What Enterprise Consulting Taught Me About Software
Enterprise consulting teaches you lessons that are impossible to learn in a startup environment. You see systems at a scale that reveals every flaw in design, every gap in governance, and every shortcut that seemed harmless at the time. You see what happens when software meets reality — the messy, unpredictable, high-stakes reality of organisations that depend on their systems to operate.
The first lesson is that data models are destiny. In every enterprise engagement I have worked on, the success or failure of the system was determined by the quality of the data model. Systems with clean, well-normalised, carefully constrained data models aged gracefully and adapted to changing requirements. Systems with ad-hoc, denormalised, constraint-free data models became progressively harder to maintain and eventually required expensive replatforming.
This is why every neart.ai product starts with the data model. Before we discuss features, interfaces, or user experience, we design the data. Every table, every relationship, every constraint, every index. The data model is reviewed by people who were not involved in designing it. Only when the data model is solid do we move to the logic layer and then to the interface.

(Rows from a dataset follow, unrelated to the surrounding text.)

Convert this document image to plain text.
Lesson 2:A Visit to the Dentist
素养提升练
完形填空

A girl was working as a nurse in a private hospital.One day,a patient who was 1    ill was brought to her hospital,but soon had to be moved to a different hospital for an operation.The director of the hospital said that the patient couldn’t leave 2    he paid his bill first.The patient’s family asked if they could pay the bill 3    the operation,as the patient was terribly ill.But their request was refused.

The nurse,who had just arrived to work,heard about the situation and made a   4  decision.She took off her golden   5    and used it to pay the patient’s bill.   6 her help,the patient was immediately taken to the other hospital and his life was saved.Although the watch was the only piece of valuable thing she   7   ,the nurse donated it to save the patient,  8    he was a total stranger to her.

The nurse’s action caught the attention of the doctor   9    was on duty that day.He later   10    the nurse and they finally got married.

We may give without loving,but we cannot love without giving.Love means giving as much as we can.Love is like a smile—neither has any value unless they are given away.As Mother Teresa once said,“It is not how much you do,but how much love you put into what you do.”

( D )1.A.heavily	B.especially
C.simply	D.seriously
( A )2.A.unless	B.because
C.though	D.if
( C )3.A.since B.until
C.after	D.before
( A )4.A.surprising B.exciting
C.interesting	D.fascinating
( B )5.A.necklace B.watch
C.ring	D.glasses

The second lesson is that integration is where systems fail. Individual components usually work. The complexity — and the failures — emerge at the boundaries where components interact. API contracts that are ambiguous, data transformations that lose precision, error handling that assumes the happy path. Enterprise consulting exposed me to integration failures that cost millions of pounds and months of delay.
Our approach to integration is defensive. Every external API interaction is specified completely, including error scenarios. Every data transformation is tested with edge cases. Every integration has retry logic, circuit breakers, and fallback behaviour. We treat integrations as the most fragile part of the system and engineer them accordingly.
The third lesson is that compliance cannot be retrofitted. In financial services, I repeatedly saw organisations attempt to add audit trails, access controls, and data governance to systems that were not designed for them. The result was always the same — a bolted-on compliance layer that was expensive to maintain, incomplete in coverage, and brittle under change. The organisations that got compliance right were the ones that built it in from the start.
The fourth lesson is about team dynamics and knowledge management. Enterprise projects involve many people over long periods. Team members join and leave. Requirements evolve. The only thing that preserves continuity is documentation — specifically, living technical documentation that is maintained alongside the code. Specifications, architecture decision records, and operational runbooks are not optional. They are the memory of the system.
The fifth lesson is that testing is not quality assurance — it is risk management. In enterprise consulting, I saw the full spectrum of testing approaches. The teams with comprehensive automated test suites deployed confidently and recovered quickly from issues. The teams that relied on manual testing deployed nervously and spent weeks investigating problems. The return on investment in automated testing is not debatable — it is a fundamental engineering requirement.
The sixth lesson, perhaps the most important, is that technology serves people. Every system I built in consulting existed to help someone do their job better — process a claim faster, approve a transaction more safely, report a result more accurately. The technology was always the means, never the end. This sounds obvious but it is frequently forgotten in the excitement of building something technically impressive.
These lessons — data models matter, integrations fail, compliance is foundational, documentation is essential, testing is mandatory, and technology serves people — are not enterprise-specific truths. They are universal truths that I now apply to every product at neart.ai. The same principles that make enterprise systems reliable make small business tools trustworthy. The difference is scope, not rigour.